Sunday, January 2, 2011

Alexa In The Field

By Pat Reid Published in Cameras
Alexa In The Field

Foerster counts the immediacy of watching dailies the same night and seeing pretty much what you get on a monitor a great advantage. "Obviously, that's a danger because you suddenly have a lot of people standing there giving input, whereas before you would just have a crummy little video tap that's never a real reference," she says. "We mostly shot with two cameras, and I had two waveform monitors above the main viewing monitor. So I was watching the image in a relatively good quality and cross-checking with the wavelength monitors on top. I was also using my light meter. There's a temptation not to use it sometimes, but that would be a big mistake because you start out with a certain light level and you need to know it. You need to know where you are and how much you're moving away from that level."

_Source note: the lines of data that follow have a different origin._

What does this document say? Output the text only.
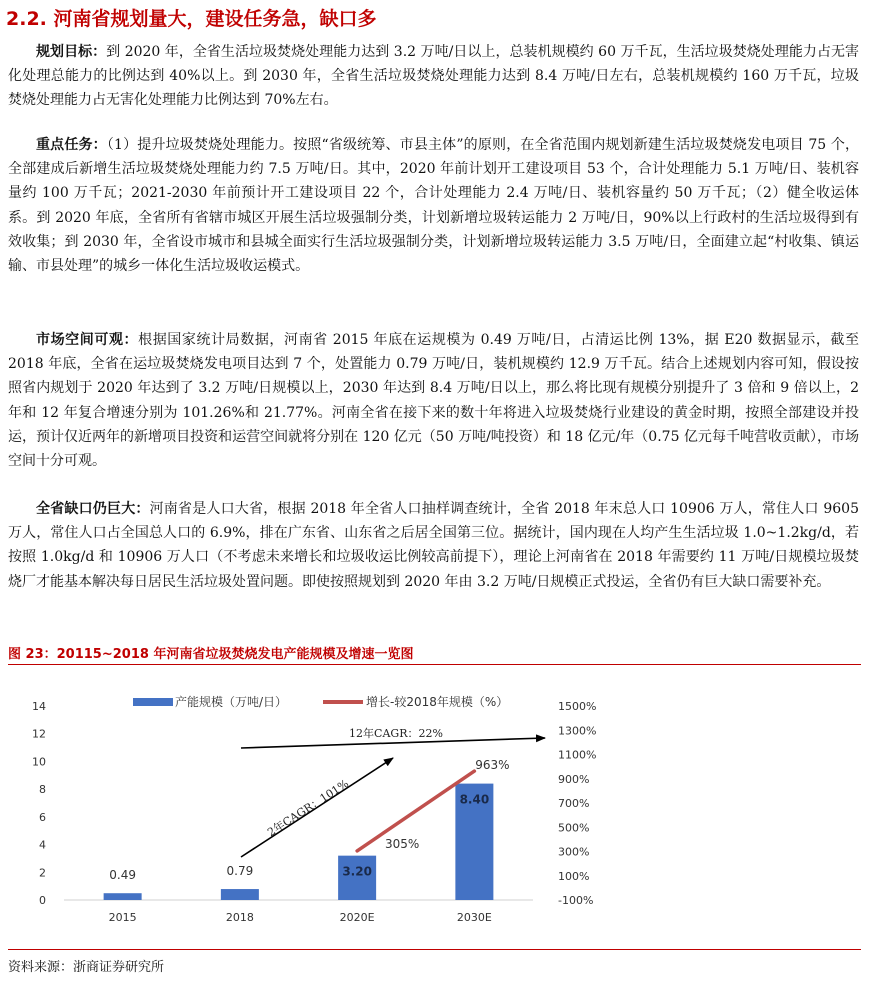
2.2. 河南省规划量大，建设任务急，缺口多

规划目标：到 2020 年，全省生活垃圾焚烧处理能力达到 3.2 万吨/日以上，总装机规模约 60 万千瓦，生活垃圾焚烧处理能力占无害化处理总能力的比例达到 40%以上。到 2030 年，全省生活垃圾焚烧处理能力达到 8.4 万吨/日左右，总装机规模约 160 万千瓦，垃圾焚烧处理能力占无害化处理能力比例达到 70%左右。

重点任务：（1）提升垃圾焚烧处理能力。按照“省级统筹、市县主体”的原则，在全省范围内规划新建生活垃圾焚烧发电项目 75 个，全部建成后新增生活垃圾焚烧处理能力约 7.5 万吨/日。其中，2020 年前计划开工建设项目 53 个，合计处理能力 5.1 万吨/日、装机容量约 100 万千瓦；2021-2030 年前预计开工建设项目 22 个，合计处理能力 2.4 万吨/日、装机容量约 50 万千瓦；（2）健全收运体系。到 2020 年底，全省所有省辖市城区开展生活垃圾强制分类，计划新增垃圾转运能力 2 万吨/日，90%以上行政村的生活垃圾得到有效收集；到 2030 年，全省设市城市和县城全面实行生活垃圾强制分类，计划新增垃圾转运能力 3.5 万吨/日，全面建立起“村收集、镇运输、市县处理”的城乡一体化生活垃圾收运模式。

市场空间可观：根据国家统计局数据，河南省 2015 年底在运规模为 0.49 万吨/日，占清运比例 13%，据 E20 数据显示，截至 2018 年底，全省在运垃圾焚烧发电项目达到 7 个，处置能力 0.79 万吨/日，装机规模约 12.9 万千瓦。结合上述规划内容可知，假设按照省内规划于 2020 年达到了 3.2 万吨/日规模以上，2030 年达到 8.4 万吨/日以上，那么将比现有规模分别提升了 3 倍和 9 倍以上，2 年和 12 年复合增速分别为 101.26%和 21.77%。河南全省在接下来的数十年将进入垃圾焚烧行业建设的黄金时期，按照全部建设并投运，预计仅近两年的新增项目投资和运营空间就将分别在 120 亿元（50 万吨/吨投资）和 18 亿元/年（0.75 亿元每千吨营收贡献），市场空间十分可观。

全省缺口仍巨大：河南省是人口大省，根据 2018 年全省人口抽样调查统计，全省 2018 年末总人口 10906 万人，常住人口 9605 万人，常住人口占全国总人口的 6.9%，排在广东省、山东省之后居全国第三位。据统计，国内现在人均产生生活垃圾 1.0~1.2kg/d，若按照 1.0kg/d 和 10906 万人口（不考虑未来增长和垃圾收运比例较高前提下），理论上河南省在 2018 年需要约 11 万吨/日规模垃圾焚烧厂才能基本解决每日居民生活垃圾处置问题。即使按照规划到 2020 年由 3.2 万吨/日规模正式投运，全省仍有巨大缺口需要补充。

图 23：20115~2018 年河南省垃圾焚烧发电产能规模及增速一览图

0
2
4
6
8
10
12
14
-100%
100%
300%
500%
700%
900%
1100%
1300%
1500%
0.49
2015
0.79
2018
3.20
2020E
8.40
2030E
305%
963%
2年CAGR：101%
12年CAGR：22%
产能规模（万吨/日）	增长-较2018年规模（%）

资料来源：浙商证券研究所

What Foerster found fascinating about ALEXA is the workflow. "The footage lands in post the same day, ready for the visual effects people to check the greenscreens and start compositing," she says. "There was a debate at the beginning about bluescreen vs. greenscreen, but I think a greenscreen environment, though it isn't pleasant to work with, was the better choice with ALEXA."

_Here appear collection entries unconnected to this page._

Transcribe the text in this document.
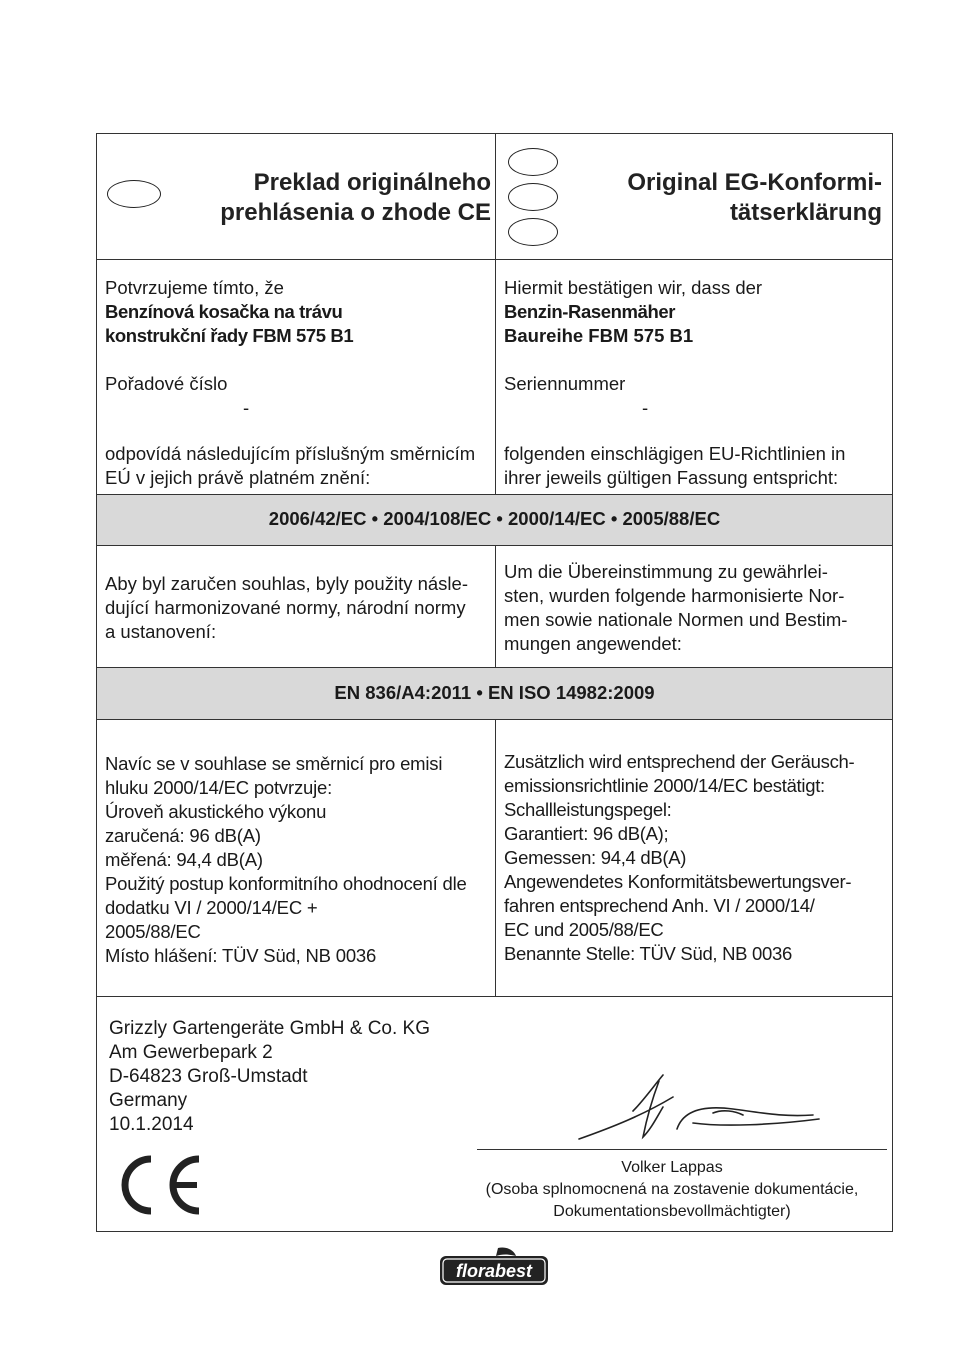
Preklad originálneho
prehlásenia o zhode CE
Original EG-Konformi-
tätserklärung
Potvrzujeme tímto, že
Benzínová kosačka na trávu
konstrukční řady FBM 575 B1
Pořadové číslo
-
odpovídá následujícím příslušným směrnicím
EÚ v jejich právě platném znění:
Hiermit bestätigen wir, dass der
Benzin-Rasenmäher
Baureihe FBM 575 B1
Seriennummer
-
folgenden einschlägigen EU-Richtlinien in
ihrer jeweils gültigen Fassung entspricht:
2006/42/EC • 2004/108/EC • 2000/14/EC • 2005/88/EC
Aby byl zaručen souhlas, byly použity násle-
dující harmonizované normy, národní normy
a ustanovení:
Um die Übereinstimmung zu gewährlei-
sten, wurden folgende harmonisierte Nor-
men sowie nationale Normen und Bestim-
mungen angewendet:
EN 836/A4:2011 • EN ISO 14982:2009
Navíc se v souhlase se směrnicí pro emisi
hluku 2000/14/EC potvrzuje:
Úroveň akustického výkonu
zaručená: 96 dB(A)
měřená: 94,4 dB(A)
Použitý postup konformitního ohodnocení dle
dodatku VI / 2000/14/EC +
2005/88/EC
Místo hlášení: TÜV Süd, NB 0036
Zusätzlich wird entsprechend der Geräusch-
emissionsrichtlinie 2000/14/EC bestätigt:
Schallleistungspegel:
Garantiert: 96 dB(A);
Gemessen: 94,4 dB(A)
Angewendetes Konformitätsbewertungsver-
fahren entsprechend Anh. VI / 2000/14/
EC und 2005/88/EC
Benannte Stelle: TÜV Süd, NB 0036
Grizzly Gartengeräte GmbH & Co. KG
Am Gewerbepark 2
D-64823 Groß-Umstadt
Germany
10.1.2014
Volker Lappas
(Osoba splnomocnená na zostavenie dokumentácie,
Dokumentationsbevollmächtigter)
florabest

"ARRI really did their homework with ALEXA," says Canadian-based cinematographer Tim Dashwood, admittedly one of the early "trimmed down D-21" scoffers. "They obviously listened to input from camera operators, ACs and DPs. Everything about it seems familiar the first time you touch
it. On the outside, ALEXA feels like a solid workhouse that doesn't have to be treated with kid gloves. It balances on the shoulder the way you would expect any ARRI camera to.

"You don't have to be a computer genius or specially trained AC to get it up and running. This is highly appreciated, since the firmware on competing camera systems seems to be updated every few weeks. The ALEXA menu system makes sense, has a simple dial that can be operated in all weather conditions and uses film stock terminology we can all understand. The most talked about feature is the sensitivity, low noise and wide latitude of the sensor, which is absolutely mind-blowing. However, I think the most significant feature for TV and film production is the onboard ability to record directly into Apple's ProRes codec for immediate dailies and editing in Final Cut Studio—no sensitive hard drives, no time to ingest and no tethered decks."

Adds Dashwood, "The option of the ARRIRAW workflow [instead of ProRes] will give even more wiggle room to grade the image in DI. Also, the PL mount can be replaced with Panavision or SLR mounts. The HD viewfinder is very good, but I'm looking forward to working with the more advanced model with an optical viewfinder."

Dashwood was sold on the camera, and when he found out two ALEXA bodies would be available on the same day, he jumped on the idea of shooting a test for 3D capabilities, noise and latitude. "I decided to do something to keep the attention of a producer and director who would be evaluating the shots," he says. "I phoned an artist I had shot a few music videos for in the past, and she agreed to sing one of her new songs for us as we performed one long take as she walked from one set to another. We were able to go from very low-light, 1-watt bulbs on a Christmas tree to daylight outside without changing the exposure. I used an ISO of 320, T2.8 on a 18mm Zeiss Master Prime, and a 180º shutter in LogC mode. It was amazing how the sensor was able to handle the extreme latitude and allow me to key green leaves from a greenscreen on 10-bit ProRes 422 [HQ] clips."

Cinematographer Tim Dashwood shot a 3D music video with two ALEXA bodies. According to Dashwood, the ALEXA's most significant feature is the onboard ability to record directly into Apple's ProRes codec for immediate dailies and editing in Final Cut Studio.